Which of the two parts of our working definition of pseudocontext does it exemplify? Justify your answer.
[BTW: I'd say this exemplifies both definitions nicely. I've highlighted the passages.]
Anyhow, I'm looking at all these books, all these books, and none of them has said anything about using arithmetic in science. If there are any examples on the use of arithmetic at all (most of the time it's this abstract new modern nonsense), they are about things like buying stamps.
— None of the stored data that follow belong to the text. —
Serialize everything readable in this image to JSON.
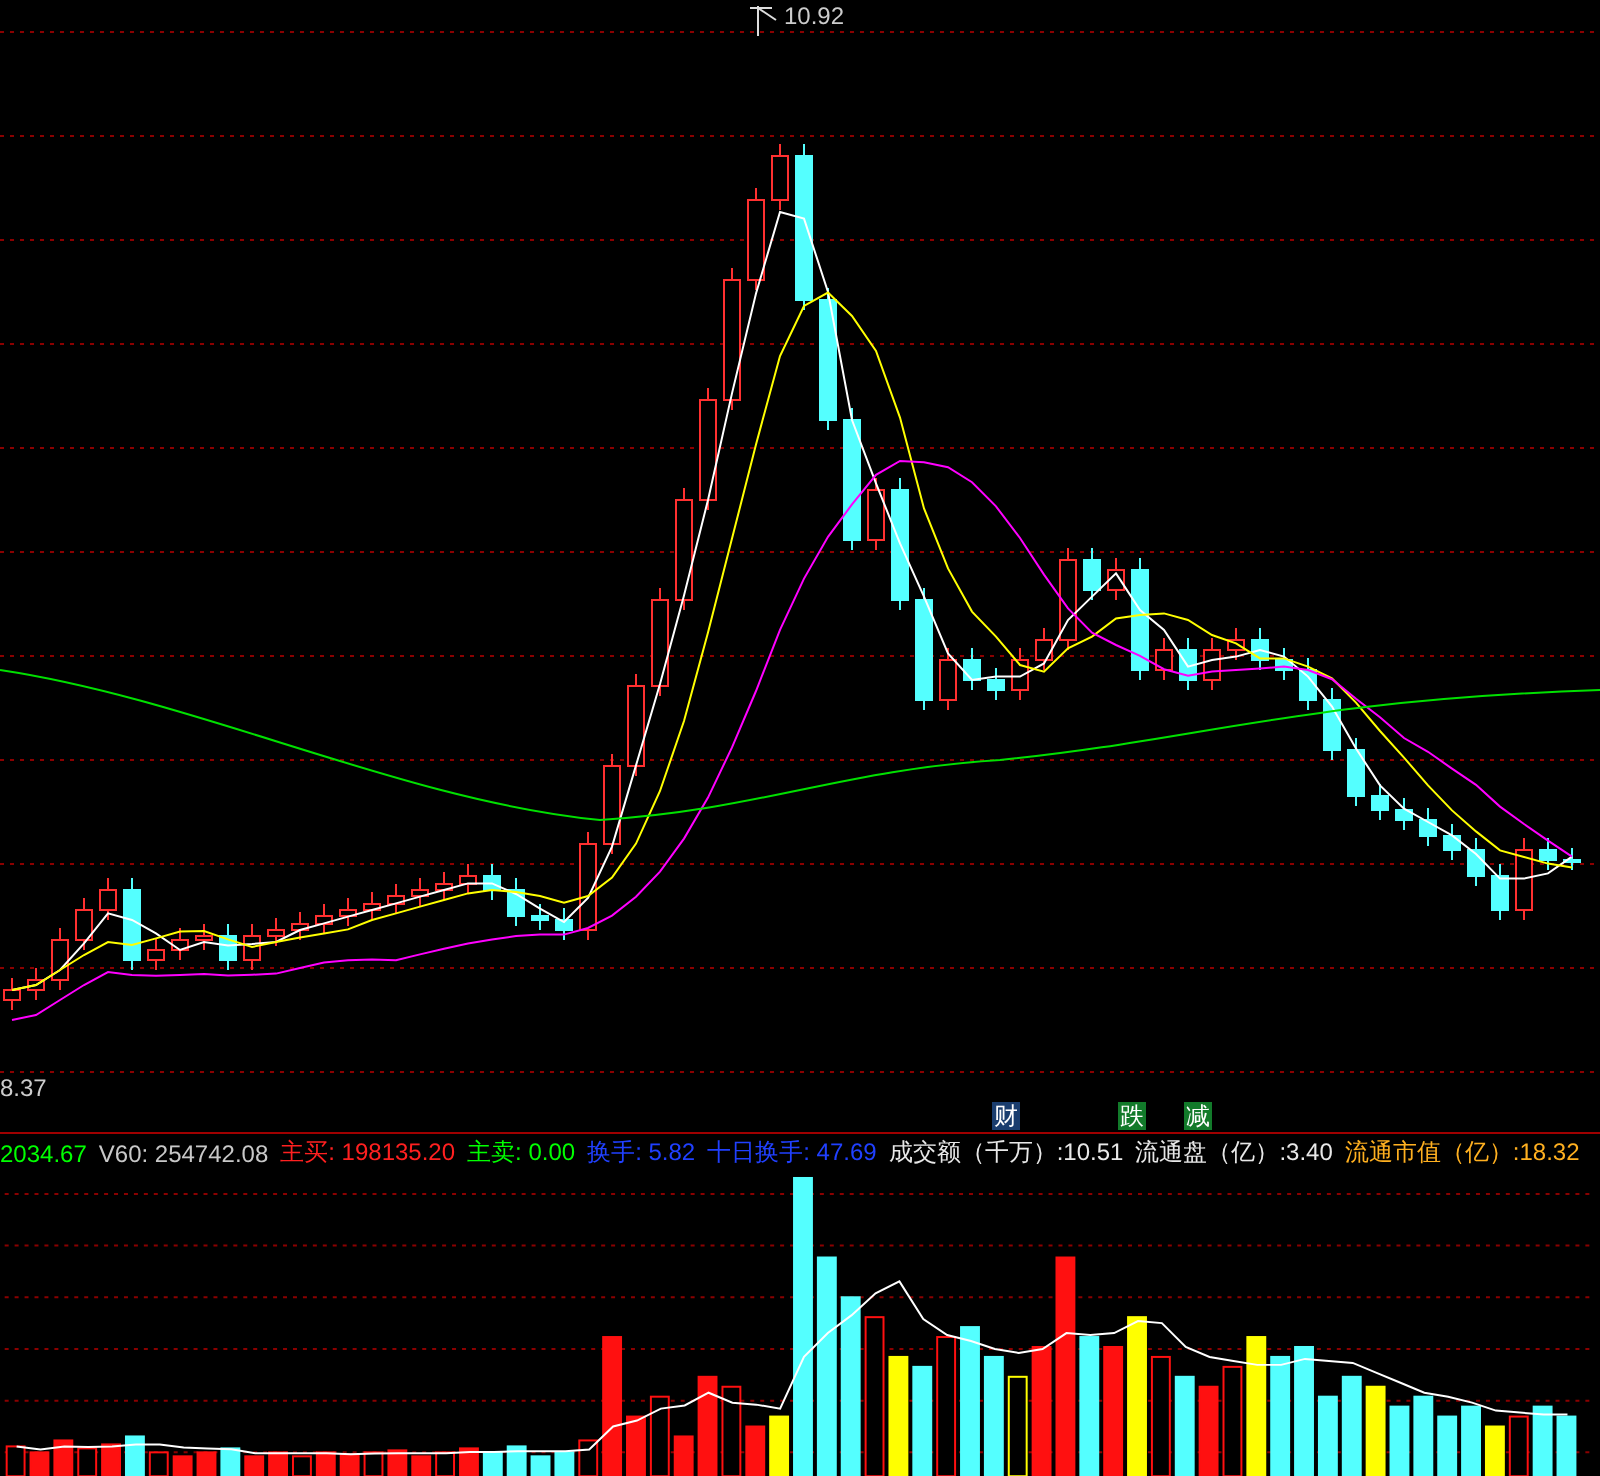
{
  "price_chart": {
    "high_label": "10.92",
    "low_label": "8.37",
    "markers": [
      {
        "text": "财",
        "color": "#1a3d6e"
      },
      {
        "text": "跌",
        "color": "#127a2a"
      },
      {
        "text": "减",
        "color": "#127a2a"
      }
    ]
  },
  "indicator_bar": {
    "items": [
      {
        "text": "2034.67",
        "color": "#00ff00"
      },
      {
        "text": "V60: 254742.08",
        "color": "#c8c8c8"
      },
      {
        "text": "主买: 198135.20",
        "color": "#ff2020"
      },
      {
        "text": "主卖: 0.00",
        "color": "#00ff00"
      },
      {
        "text": "换手: 5.82",
        "color": "#2040ff"
      },
      {
        "text": "十日换手: 47.69",
        "color": "#2040ff"
      },
      {
        "text": "成交额（千万）:10.51",
        "color": "#e8e8e8"
      },
      {
        "text": "流通盘（亿）:3.40",
        "color": "#e8e8e8"
      },
      {
        "text": "流通市值（亿）:18.32",
        "color": "#ffb020"
      }
    ]
  }
}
Finally I come to a book that says, "Mathematics is used in science in many ways. We will give you an example from astronomy, which is the science of stars." I turn the page, and it says, "Red stars have a temperature of four thousand degrees, yellow stars have a temperature of five thousand degrees . . ." — so far, so good. It continues: "Green stars have a temperature of seven thousand degrees, blue stars have a temperature of ten thousand degrees, and violet stars have a temperature of . . . (some big number)." There are no green or violet stars [def'n #1 - dm], but the figures for the others are roughly correct. It's vaguely right — but already, trouble! That's the way everything was: Everything was written by somebody who didn't know what the hell he was talking about, so it was a little bit wrong, always! And how we are going to teach well by using books written by people who don't quite understand what they're talking about, I cannot understand. I don't know why, but the books are lousy; UNIVERSALLY LOUSY!
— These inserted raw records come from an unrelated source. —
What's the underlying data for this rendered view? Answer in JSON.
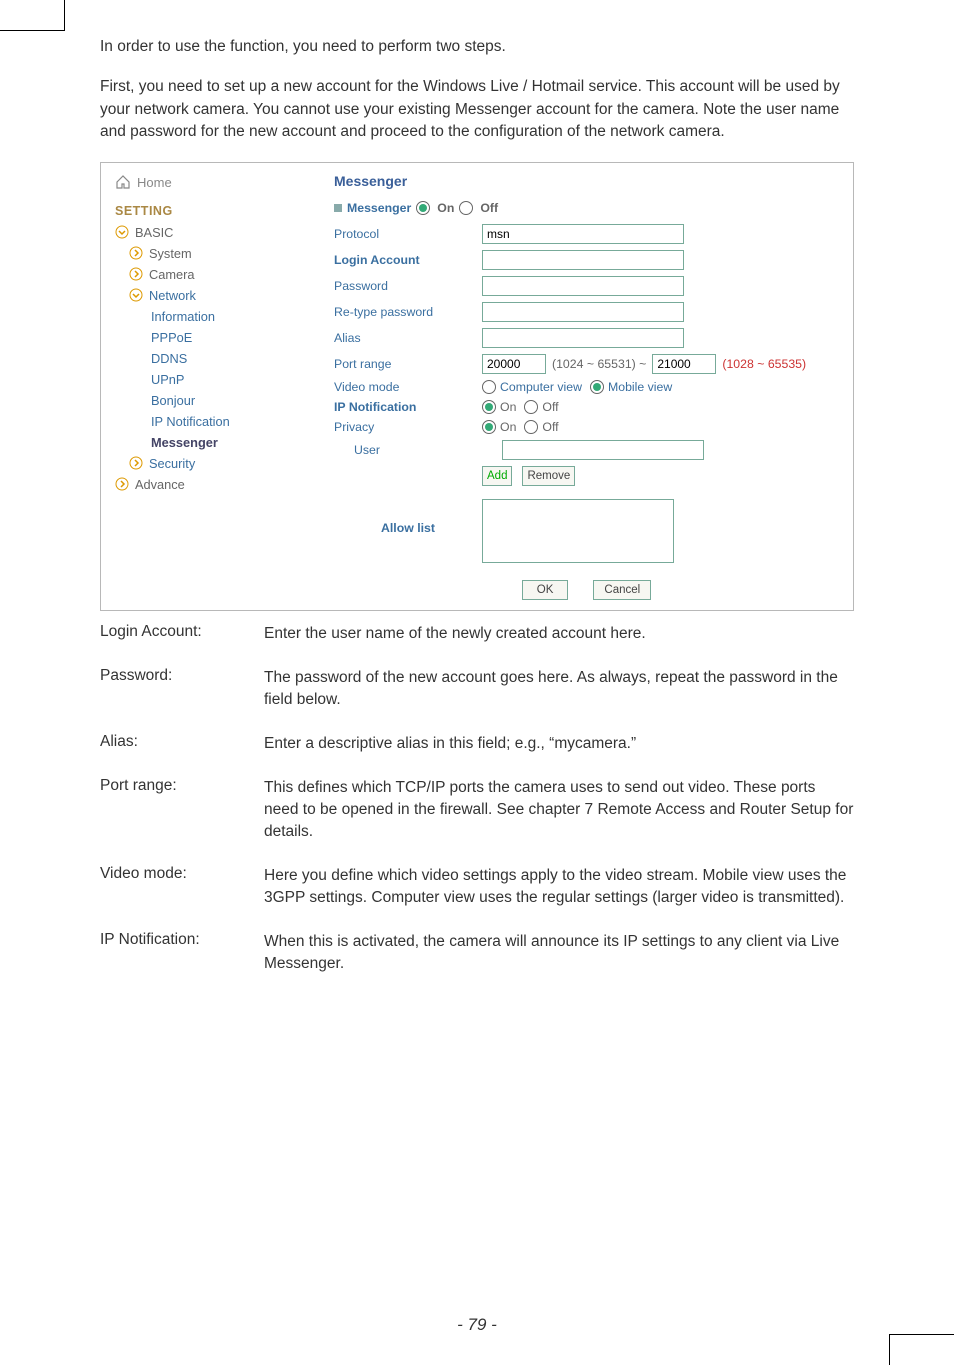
{
  "intro": {
    "p1": "In order to use the function, you need to perform two steps.",
    "p2": "First, you need to set up a new account for the Windows Live / Hotmail service. This account will be used by your network camera. You cannot use your existing Messenger account for the camera. Note the user name and password for the new account and proceed to the configuration of the network camera."
  },
  "nav": {
    "home": "Home",
    "setting": "SETTING",
    "basic": "BASIC",
    "system": "System",
    "camera": "Camera",
    "network": "Network",
    "information": "Information",
    "pppoe": "PPPoE",
    "ddns": "DDNS",
    "upnp": "UPnP",
    "bonjour": "Bonjour",
    "ipnotif": "IP Notification",
    "messenger": "Messenger",
    "security": "Security",
    "advance": "Advance"
  },
  "form": {
    "title": "Messenger",
    "section_label": "Messenger",
    "on": "On",
    "off": "Off",
    "protocol": "Protocol",
    "protocol_value": "msn",
    "login_account": "Login Account",
    "login_account_value": "",
    "password": "Password",
    "password_value": "",
    "retype": "Re-type password",
    "retype_value": "",
    "alias": "Alias",
    "alias_value": "",
    "port_range": "Port range",
    "port1": "20000",
    "port_between": "(1024 ~ 65531) ~",
    "port2": "21000",
    "port_suffix": "(1028 ~ 65535)",
    "video_mode": "Video mode",
    "vm_computer": "Computer view",
    "vm_mobile": "Mobile view",
    "ip_notif_lbl": "IP Notification",
    "privacy": "Privacy",
    "user": "User",
    "user_value": "",
    "add": "Add",
    "remove": "Remove",
    "allow_list": "Allow list",
    "ok": "OK",
    "cancel": "Cancel"
  },
  "defs": {
    "login_k": "Login Account:",
    "login_v": "Enter the user name of the newly created account here.",
    "password_k": "Password:",
    "password_v": "The password of the new account goes here. As always, repeat the password in the field below.",
    "alias_k": "Alias:",
    "alias_v": "Enter a descriptive alias in this field; e.g., “mycamera.”",
    "port_k": "Port range:",
    "port_v": "This defines which TCP/IP ports the camera uses to send out video. These ports need to be opened in the firewall. See chapter 7 Remote Access and Router Setup for details.",
    "video_k": "Video mode:",
    "video_v": "Here you define which video settings apply to the video stream. Mobile view uses the 3GPP settings. Computer view uses the regular settings (larger video is transmitted).",
    "ipn_k": "IP Notification:",
    "ipn_v": "When this is activated, the camera will announce its IP settings to any client via Live Messenger."
  },
  "footer": {
    "page": "- 79 -"
  }
}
Anyway, I'm happy with this book, because it's the first example of applying arithmetic to science. I'm a bit unhappy when I read about the stars' temperatures, but I'm not very unhappy because it's more or less right — it's just an example of error. Then comes the list of problems. It says, "John and his father go out to look at the stars. John sees two blue stars and a red star. His father sees a green star, a violet star, and two yellow stars. What is the total temperature of the stars seen by John and his father?" — and I would explode in horror.
My wife would talk about the volcano downstairs. That's only an example: it was perpetually like that. Perpetual absurdity! There's no purpose whatsoever in adding the temperature of two stars. Nobody ever does that [def'n #2 - dm] except, maybe, to then take the average temperature of the stars, but not to find out the total temperature of all the stars! It was awful! All it was was a game to get you to add, and they didn't understand what they were talking about. It was like reading sentences with a few typographical errors, and then suddenly a whole sentence is written backwards. The mathematics was like that. Just hopeless!